Кавказ
Шрифт:
Концом трости подполковник удостоверился, что это были два правых уха. Он взял перо и бумагу и написал расписку на двадцать рублей. Затем, оттолкнув уши концом палки, сказал по-татарски:
— Ступай к казначею!
Опустив уши вместе с распиской в мешок, амазонка села на коня и поскакала к казначею для получения двадцати рублей.
За каждую отрубленную голову горца назначено вознаграждение в десять рублей. Князь Мирский, питавший, разумеется, отвращение к этим кровавым трофеям, счел достаточным, чтобы доставляли только правое ухо. Но он никак не мог заставить своих охотников руководствоваться
Это вознаграждение в десять рублей за каждое правое ухо неприятеля напомнило мне историю, которую рассказывали в Москве.
Из-за великого множества волков, причинявших вред некоторым русским губерниям, обещано вознаграждение в пять рублей за каждого убитого волка; оно выдавалось по представлении хвоста. При ревизии 1857 года оказалось, что израсходовано сто двадцать пять тысяч рублей на эту премию. Это составляет полмиллиона франков [101] .

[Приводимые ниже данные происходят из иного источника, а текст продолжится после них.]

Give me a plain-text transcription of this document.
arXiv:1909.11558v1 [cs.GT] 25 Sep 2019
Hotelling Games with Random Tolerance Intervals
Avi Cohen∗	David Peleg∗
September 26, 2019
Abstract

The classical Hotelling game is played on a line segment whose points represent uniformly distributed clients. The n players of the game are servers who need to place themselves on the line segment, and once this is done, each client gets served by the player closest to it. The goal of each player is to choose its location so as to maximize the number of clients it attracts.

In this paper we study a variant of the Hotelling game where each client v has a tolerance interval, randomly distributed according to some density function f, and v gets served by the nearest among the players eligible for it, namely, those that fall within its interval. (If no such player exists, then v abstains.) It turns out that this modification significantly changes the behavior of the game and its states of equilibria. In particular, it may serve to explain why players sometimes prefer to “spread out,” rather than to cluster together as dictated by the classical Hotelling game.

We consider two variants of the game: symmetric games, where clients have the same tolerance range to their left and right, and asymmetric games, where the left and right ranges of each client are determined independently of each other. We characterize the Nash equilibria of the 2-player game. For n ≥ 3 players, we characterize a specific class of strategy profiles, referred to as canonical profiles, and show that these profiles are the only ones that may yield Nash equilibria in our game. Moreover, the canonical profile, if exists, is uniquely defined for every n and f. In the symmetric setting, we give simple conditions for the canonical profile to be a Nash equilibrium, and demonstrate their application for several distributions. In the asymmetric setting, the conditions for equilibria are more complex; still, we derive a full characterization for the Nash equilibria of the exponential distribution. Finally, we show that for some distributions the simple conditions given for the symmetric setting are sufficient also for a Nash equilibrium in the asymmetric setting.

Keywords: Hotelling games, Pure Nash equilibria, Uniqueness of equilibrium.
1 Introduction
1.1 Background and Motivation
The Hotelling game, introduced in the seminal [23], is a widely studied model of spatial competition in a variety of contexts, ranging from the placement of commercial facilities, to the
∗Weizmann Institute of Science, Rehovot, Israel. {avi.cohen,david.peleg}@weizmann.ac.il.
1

Итак, волков было неправдоподобно много. Начали следствие, и выяснилось, что в Москве есть фабрика фальшивых волчьих хвостов, до того хитро изготовляемых, что лица, решавшие давать премию или нет, запросто вводились в заблуждение. По сему премия понизилась до трех рублей и выдается только по предъявлении всей головы целиком.
101
Новое «Не любо — не слушай, а лгать не мешай».
Прим. Н. Г. Берзенова.
Может быть, когда-нибудь вскроется, что в Кизляре, Дербенте или в Тифлисе существует фабрика фальшивых чеченских ушей.
Подполковник Коньяр пригласил нас отобедать в пять часов, а капитан Граббе — в свою комнату. Он пожелал показать свои рисунки, которые, как он уверял, могли нас заинтересовать.
Глава IX
Головорезы
Пока мы болтали с подполковником Коньяром, Калино, имевший перед нами два больших преимущества, а именно знание языка и молодость, разыскал нашу хозяйку-черкешенку и уговорил ее войти в зал. Это была прехорошенькая девушка, двадцати — двадцати трех лет, одетая по владикавказской моде. Она, кажется, поняла, что гораздо лучше кружить головы, нежели их резать.
Калино не знал, что мы были приглашены на обед к подполковнику, и просил прекрасную черкешенку отобедать с нами. Мы крайне сожалели, но слово уже было дано. К счастью, Калино и наш молодой дербентский офицер его не давали. Они могли остаться и, имея в своем распоряжении кухню, выгодно заменить нас.
Мы извинились перед красавицей Лейлой, пообещав ей возвратиться тотчас после обеда, если она для нас станцует. Заручившись ее словом, мы отправились с капитаном Граббе. Он жил в красивом домике, окна которого выходили в сад.
Граббе показал свои рисунки, которые характеризовали его как хорошего художника в первую очередь портретиста. Среди портретов были три-четыре поясных портрета, привлекшие особое внимание.
Головы — величиною с монету в десять су — и лица обращали на себя внимание своей
— Вот славные бороды и великолепные фигуры, — сказал я, — но кто же они?
— Лучшие из детей земли, — отвечал он. — Впрочем, они имеют одну страсть…
— Какую?
— Поклялись отрубать каждую ночь, по крайней мере, по одной чеченской головушке и, подобно горским абрекам, строго исполняют обет.
— А! Вот это интересно. По десять рублей за голову, то бишь три тысячи шестьсот пятьдесят рублей в год.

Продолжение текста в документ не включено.